In St. Paul, homeless alcoholics who have repeatedly failed out of rehab facilities can enter the St. Anthony Wet House.  They are allowed to drink the alcohol they buy, but they don’t do it on the streets.  Their alcoholism is still killing them, but it’s less likely that they’ll die of exposure or pneumonia or in a fight over their stash with another homeless person.  So the wet house doesn’t solve the root problem (but nothing else has so far), it just lets them drink themselves to death more slowly and with more dignity.  Again, this intervention is seldom adopted because it improves outcomes without condemning or addressing the root problem.  The fact that we have no treatment that has proved effective is irrelevant to people’s feelings; they need some way of registering that they disapprove.

Unlike McDonald, I think same-sex relationships are morally neutral, so aiding and abetting them isn’t a problem for me.  (I’ve got more qualms about hookup culture and promiscuity, whatever the match-up).  But even granting some of his premises, I can’t believe that the right way to approach sexual ethics is to just make it much more risky and deadly.  The FDA recommends Truvada because it’s better for the people taking it on net.  That means the moral hazard of more sex is outweighed by the lower transmission rates, even factoring in more sex.

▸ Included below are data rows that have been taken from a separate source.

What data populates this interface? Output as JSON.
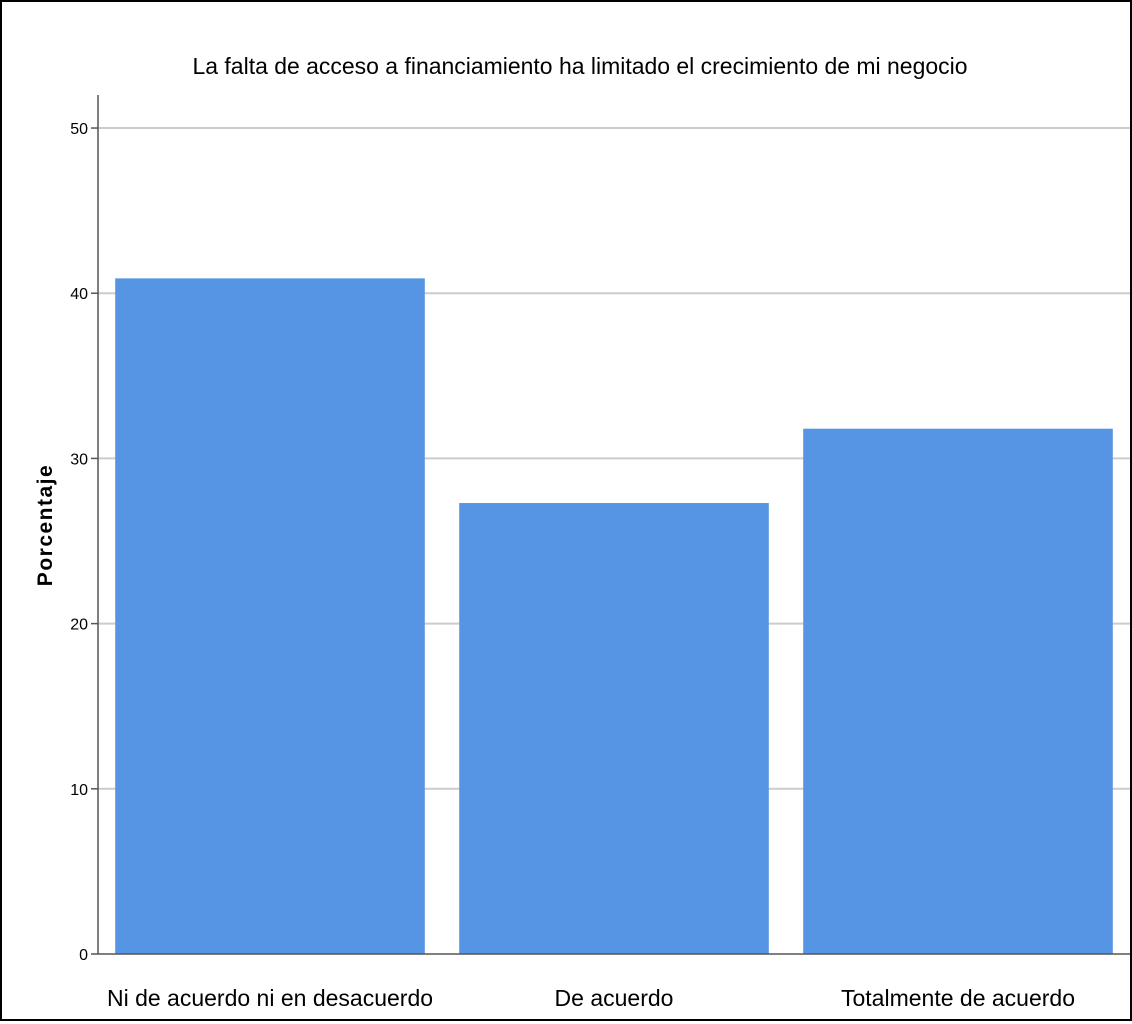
{
  "chart_data": {
    "type": "bar",
    "title": "La falta de acceso a financiamiento ha limitado el crecimiento de mi negocio",
    "xlabel": "",
    "ylabel": "Porcentaje",
    "categories": [
      "Ni de acuerdo ni en desacuerdo",
      "De acuerdo",
      "Totalmente de acuerdo"
    ],
    "values": [
      40.9,
      27.3,
      31.8
    ],
    "ylim": [
      0,
      52
    ],
    "yticks": [
      "0",
      "10",
      "20",
      "30",
      "40",
      "50"
    ],
    "grid": true,
    "bar_color": "#5595e3",
    "grid_color": "#cccccc"
  }
}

That means you’d better be really confident that it’s worse for people who are engaged in behavior you condemn to be healthier than to be sick.  You’d better have data that makes it clear that their suffering will actually motivate a change in behavior (and, in this case, you need to persuade people that homosexuality is harmful in the first place).  Otherwise, like the people who reject Vancouver’s safe zone for drug addicts, you sound like you’re really trying to restore some kind of cosmic balance, where people who do bad things need to have bad outcomes, even if we have the power to protect them.